HOT PURSUIT Review: One Hot Mess

Consider it another nail in the Bechdel test coffin.

Sofia Vergara and Reese Witherspoon seem to be having a grand time promoting Hot Pursuit, but their on-screen chemistry is nil in this extraordinarily tedious comedy.

As Officer Cooper, a well-meaning cop who's been banished to the evidence room after tasering a teen, and Daniella Riva, the widow of a drug lord, Witherspoon and Vergara have taken the most extreme versions of their media personalities and funneled them into roles that are neither funny nor subversive. In a giant convertible, Cooper and Riva travel towards Dallas, where Riva will testify against the kingpin who ordered the hit on her husband. As they zoom along, they encounter your typical road-trip characters, including a sexy felon with a heart of gold and a hick who's just distracted enough by a faux-lesbian act they cook up as a cover that he shoots off his finger.

Vergara's character is a jumble of Latina stereotypes, but the few attempts to surprise us with her character fall flat. It's supposed to be some huge comeuppance when Daniella outfoxes Cooper, but these developments only reveal the most garden-variety canniness and, ultimately, lazy writing. The big reveal that Daniella isn't just a curvaceous babe with a taste for the good life is more like a shrug. As for Cooper, she needs to get laid, just like every other uptight female character ever, from high-powered execs to middle-aged moms and everyone in between. We don't have to listen to the two women squawk at each other like deranged cockatoos for the entire movie to understand that assumptions are bad and that, as women, we're our own worst enemies.

This is bro humor at its worst, where writers David Feeney and John Quaintance offer the most tentative nods to misogyny and racism but somehow think just pointing these things out gets them a pass at taking advantage of them instead of subverting them. A throwaway scene with an African-American trans sex worker is supposed to illustrate just how naïve young Cooper is, but it's the sort of clunky, stomach-sinking humor that was never particularly funny, and has never been less funny than it is in today's political climate.
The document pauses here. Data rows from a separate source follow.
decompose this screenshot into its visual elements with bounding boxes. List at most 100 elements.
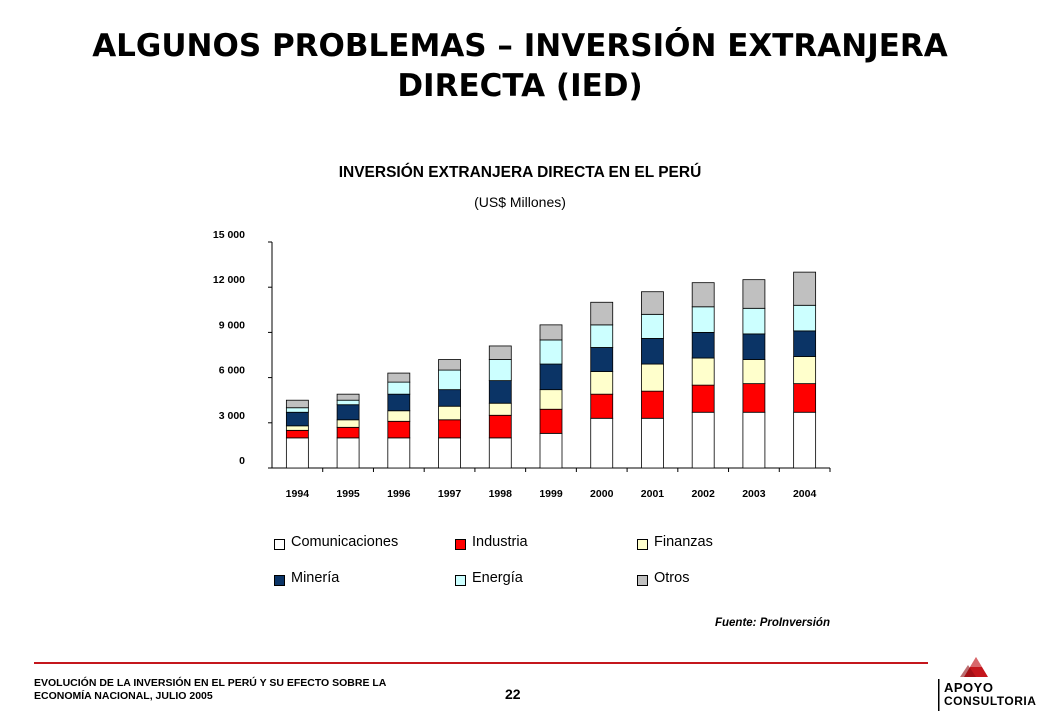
x-tick-label-1996: 1996 (387, 488, 411, 500)
legend-swatch (637, 575, 648, 586)
bar-segment-otros-1995 (336, 393, 360, 401)
bar-segment-industria-2003 (742, 383, 766, 413)
bar-segment-energa-2004 (793, 304, 817, 332)
bar-segment-comunicaciones-1996 (387, 437, 411, 469)
x-tick-label-2000: 2000 (590, 488, 614, 500)
x-tick-label-1998: 1998 (489, 488, 513, 500)
page-title-line-2: DIRECTA (IED) (397, 68, 643, 104)
bar-segment-otros-1994 (285, 399, 309, 409)
legend-swatch (274, 539, 285, 550)
bar-segment-industria-1995 (336, 426, 360, 439)
x-tick-label-1994: 1994 (286, 488, 310, 500)
footer-caption-line-1: EVOLUCIÓN DE LA INVERSIÓN EN EL PERÚ Y S… (34, 677, 387, 689)
bar-segment-finanzas-2000 (590, 371, 614, 395)
bar-segment-finanzas-1996 (387, 410, 411, 422)
bar-segment-otros-2003 (742, 279, 766, 309)
bar-segment-industria-1996 (387, 420, 411, 439)
y-tick-label: 15 000 (213, 229, 245, 241)
y-tick-label: 0 (239, 455, 245, 467)
bar-segment-finanzas-2002 (691, 357, 715, 386)
page-title: ALGUNOS PROBLEMAS – INVERSIÓN EXTRANJERA… (0, 26, 1040, 106)
bar-segment-minera-1994 (285, 411, 309, 427)
bar-segment-minera-2002 (691, 331, 715, 359)
y-tick-label: 9 000 (219, 319, 245, 331)
bar-segment-finanzas-1995 (336, 419, 360, 428)
bar-segment-otros-1997 (438, 359, 461, 371)
bar-segment-minera-2001 (641, 338, 664, 365)
legend-item-finanzas: Finanzas (637, 533, 713, 550)
legend-item-comunicaciones: Comunicaciones (274, 533, 398, 550)
bar-segment-industria-2000 (590, 393, 614, 419)
apoyo-logo-icon (938, 657, 988, 711)
legend-label: Finanzas (654, 533, 713, 550)
legend-item-minera: Minería (274, 569, 339, 586)
bar-segment-comunicaciones-2000 (590, 417, 614, 469)
bar-segment-comunicaciones-1997 (438, 437, 461, 469)
bar-segment-energa-1997 (438, 369, 461, 391)
bar-segment-minera-1999 (539, 363, 563, 391)
bar-segment-otros-2004 (793, 271, 817, 306)
bar-segment-finanzas-1999 (539, 389, 563, 410)
bar-segment-energa-1995 (336, 399, 360, 406)
bar-segment-energa-1999 (539, 339, 563, 365)
legend-label: Industria (472, 533, 528, 550)
bar-segment-industria-2001 (641, 390, 664, 419)
bar-segment-finanzas-2003 (742, 359, 766, 385)
x-tick-label-1995: 1995 (336, 488, 360, 500)
legend-label: Otros (654, 569, 690, 586)
bar-segment-industria-1999 (539, 408, 563, 434)
footer-divider (34, 662, 928, 664)
bar-segment-minera-1998 (488, 380, 512, 404)
footer-caption-line-2: ECONOMÍA NACIONAL, JULIO 2005 (34, 690, 213, 702)
x-tick-label-1999: 1999 (539, 488, 563, 500)
bar-segment-comunicaciones-1999 (539, 432, 563, 469)
bar-segment-minera-1996 (387, 393, 411, 412)
bar-segment-industria-1994 (285, 429, 309, 439)
bar-segment-industria-1997 (438, 419, 461, 439)
bar-segment-energa-2001 (641, 313, 664, 339)
bar-segment-comunicaciones-2004 (793, 411, 817, 469)
bar-segment-otros-1998 (488, 345, 512, 360)
bar-segment-comunicaciones-1998 (488, 437, 512, 469)
bar-segment-energa-2003 (742, 307, 766, 335)
logo-tagline: CONSULTORIA (944, 694, 1037, 708)
legend-item-industria: Industria (455, 533, 528, 550)
y-tick-label: 12 000 (213, 274, 245, 286)
page-title-line-1: ALGUNOS PROBLEMAS – INVERSIÓN EXTRANJERA (92, 28, 948, 64)
bar-segment-energa-1996 (387, 381, 411, 395)
legend-item-energa: Energía (455, 569, 523, 586)
legend-label: Comunicaciones (291, 533, 399, 550)
bar-segment-industria-2002 (691, 384, 715, 413)
bar-segment-industria-2004 (793, 383, 817, 413)
bar-segment-energa-1994 (285, 407, 309, 413)
source-note: Fuente: ProInversión (714, 617, 830, 629)
bar-segment-minera-1997 (438, 389, 461, 407)
legend-swatch (274, 575, 285, 586)
bar-segment-comunicaciones-2001 (641, 417, 664, 469)
legend-swatch (455, 575, 466, 586)
x-tick-label-2003: 2003 (742, 488, 766, 500)
x-tick-label-2001: 2001 (641, 488, 665, 500)
bar-segment-minera-2003 (742, 333, 766, 360)
bar-segment-industria-1998 (488, 414, 512, 439)
x-tick-label-1997: 1997 (438, 488, 462, 500)
legend-swatch (637, 539, 648, 550)
chart-subtitle: (US$ Millones) (474, 194, 566, 210)
bar-segment-finanzas-1994 (285, 425, 309, 431)
bar-segment-finanzas-1997 (438, 405, 461, 421)
x-tick-label-2002: 2002 (692, 488, 716, 500)
bar-segment-comunicaciones-1995 (336, 437, 360, 469)
y-tick-label: 3 000 (219, 410, 245, 422)
bar-segment-comunicaciones-1994 (285, 437, 309, 469)
bar-segment-energa-2000 (590, 324, 614, 348)
bar-segment-comunicaciones-2003 (742, 411, 766, 469)
page-number: 22 (505, 686, 521, 702)
bar-segment-otros-1996 (387, 372, 411, 383)
x-tick-label-2004: 2004 (793, 488, 817, 500)
legend-swatch (455, 539, 466, 550)
footer-caption: EVOLUCIÓN DE LA INVERSIÓN EN EL PERÚ Y S… (34, 677, 464, 703)
y-tick-label: 6 000 (219, 365, 245, 377)
chart-title: INVERSIÓN EXTRANJERA DIRECTA EN EL PERÚ (338, 164, 702, 181)
legend-label: Energía (472, 569, 523, 586)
While there's not usually a particularly great time for comedies about cops that are hapless, destructive dorks (see also 2014's Let's Be Cops), it feels especially discomfiting to see a police officer freak out and taser someone until they catch on fire because the teen called "Shotgun!" It's the type of humor that punches down instead of up; there's just not enough self-awareness in Hot Pursuit to make it work.

It's not as if Hot Pursuit was made in a vacuum; The Heat was a successful female-led buddy movie that included jokes about foundation garments and being a crazy cat lady without totally pandering to the lowest common denominator. It also didn't hurt that The Heat's writer Katie Dippold and director Paul Feig weren't squeamish about actually making an action movie. Anne Fletcher made her directorial debut with Step Up, then went on to make 27 Dresses, The Proposal and The Guilt Trip, each of which was successively better. It's just hard to make a movie work when it feels like all of the air has been sucked out of the room by poor writing and pacing.
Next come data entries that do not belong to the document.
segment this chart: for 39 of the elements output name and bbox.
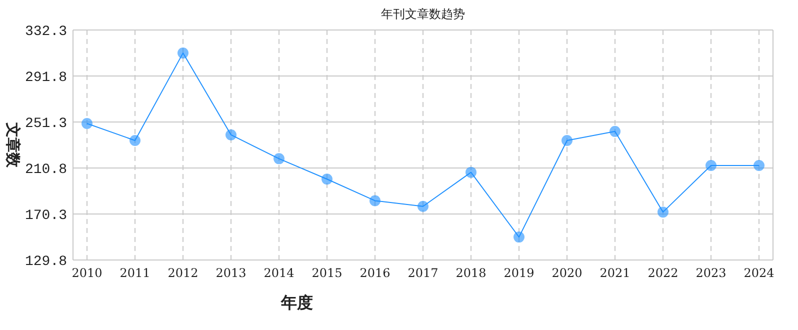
x-tick-label: 2022 — [648, 266, 678, 280]
x-tick-label: 2011 — [120, 266, 150, 280]
point — [130, 135, 140, 146]
point — [658, 206, 668, 218]
y-tick-label: 129.8 — [24, 254, 67, 270]
point — [322, 174, 332, 185]
y-tick-label: 251.3 — [24, 116, 67, 132]
x-tick-label: 2012 — [168, 266, 198, 280]
y-axis-title: 文章数 — [4, 122, 22, 168]
x-tick-label: 2024 — [744, 266, 775, 280]
point — [82, 118, 92, 129]
x-tick-label: 2020 — [552, 266, 582, 280]
point — [610, 126, 620, 137]
y-tick-label: 210.8 — [24, 162, 67, 178]
x-tick-label: 2019 — [504, 266, 534, 280]
x-tick-label: 2018 — [456, 266, 486, 280]
point — [226, 129, 236, 140]
point — [274, 153, 284, 164]
x-axis-title: 年度 — [280, 293, 313, 312]
point — [754, 160, 764, 171]
x-tick-label: 2017 — [408, 266, 438, 280]
y-tick-label: 332.3 — [24, 24, 67, 40]
x-tick-label: 2023 — [696, 266, 726, 280]
point — [418, 200, 428, 212]
y-tick-label: 170.3 — [24, 208, 67, 224]
x-tick-label: 2021 — [600, 266, 630, 280]
point — [178, 48, 188, 59]
point — [706, 160, 716, 171]
x-tick-label: 2015 — [312, 266, 342, 280]
chart-title: 年刊文章数趋势 — [381, 7, 465, 21]
point — [514, 232, 524, 243]
x-tick-label: 2014 — [264, 266, 295, 280]
x-tick-label: 2013 — [216, 266, 246, 280]
x-tick-label: 2016 — [360, 266, 390, 280]
point — [562, 135, 572, 146]
x-tick-label: 2010 — [72, 266, 102, 280]
point — [466, 166, 476, 178]
point — [370, 195, 380, 206]
y-tick-label: 291.8 — [24, 70, 67, 86]
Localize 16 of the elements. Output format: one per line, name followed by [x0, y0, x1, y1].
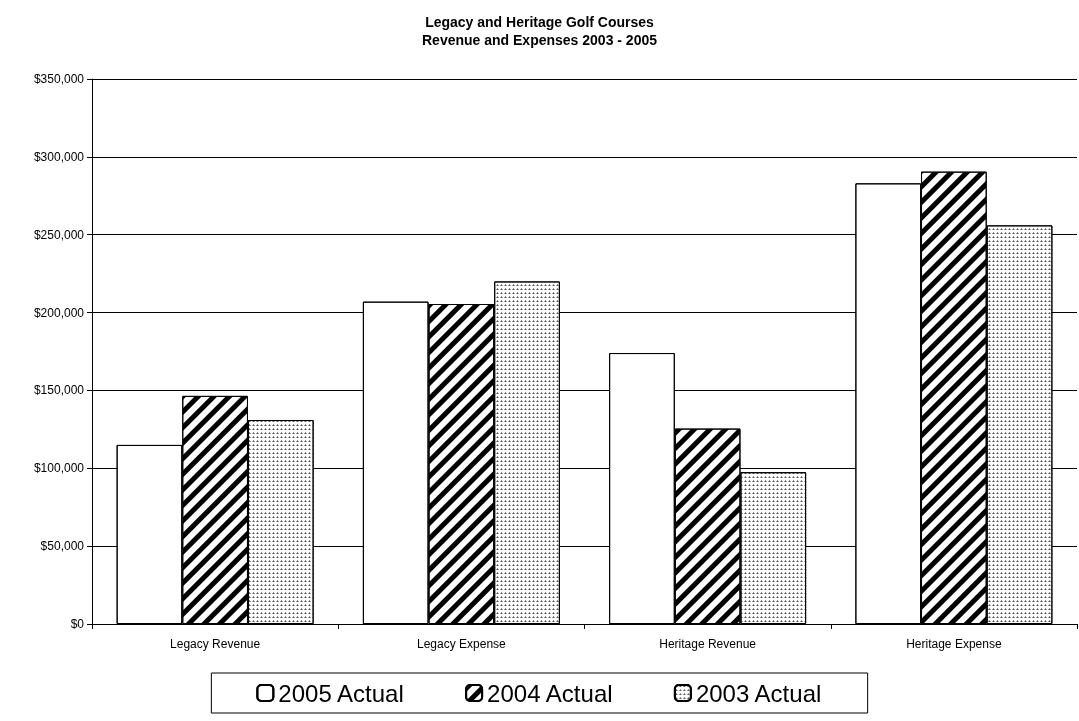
- y-tick-label: $0: [70, 617, 85, 631]
- y-tick-label: $350,000: [33, 72, 85, 86]
- legend-label: 2003 Actual: [695, 679, 822, 707]
- x-tick-label: Legacy Revenue: [170, 637, 261, 651]
- x-tick-label: Legacy Expense: [417, 637, 507, 651]
- y-tick-label: $300,000: [33, 149, 85, 164]
- y-tick-label: $150,000: [33, 383, 85, 398]
- legend-label: 2005 Actual: [278, 679, 404, 707]
- chart-title: Legacy and Heritage Golf Courses Revenue and Expenses 2003 - 2005: [421, 14, 658, 48]
- x-tick-label: Heritage Revenue: [659, 637, 757, 651]
- y-tick-label: $250,000: [33, 227, 85, 242]
- x-tick-label: Heritage Expense: [906, 637, 1002, 651]
- y-tick-label: $100,000: [33, 461, 85, 476]
- y-tick-label: $200,000: [33, 305, 85, 320]
- y-tick-label: $50,000: [40, 539, 85, 554]
- legend-label: 2004 Actual: [487, 679, 613, 707]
If Wild was Reese Witherspoon's down-and-dirty Oscar bid, then what the hell is Hot Pursuit? How does this fit into Pacific Standard's modus operandi? Diversity behind the camera doesn't mean anything when the final product isn't any good. The fact that Hot Pursuit passes the Bechdel test proves, if anything, why that’s no longer (and was never really intended to be) the yardstick for onscreen female empowerment.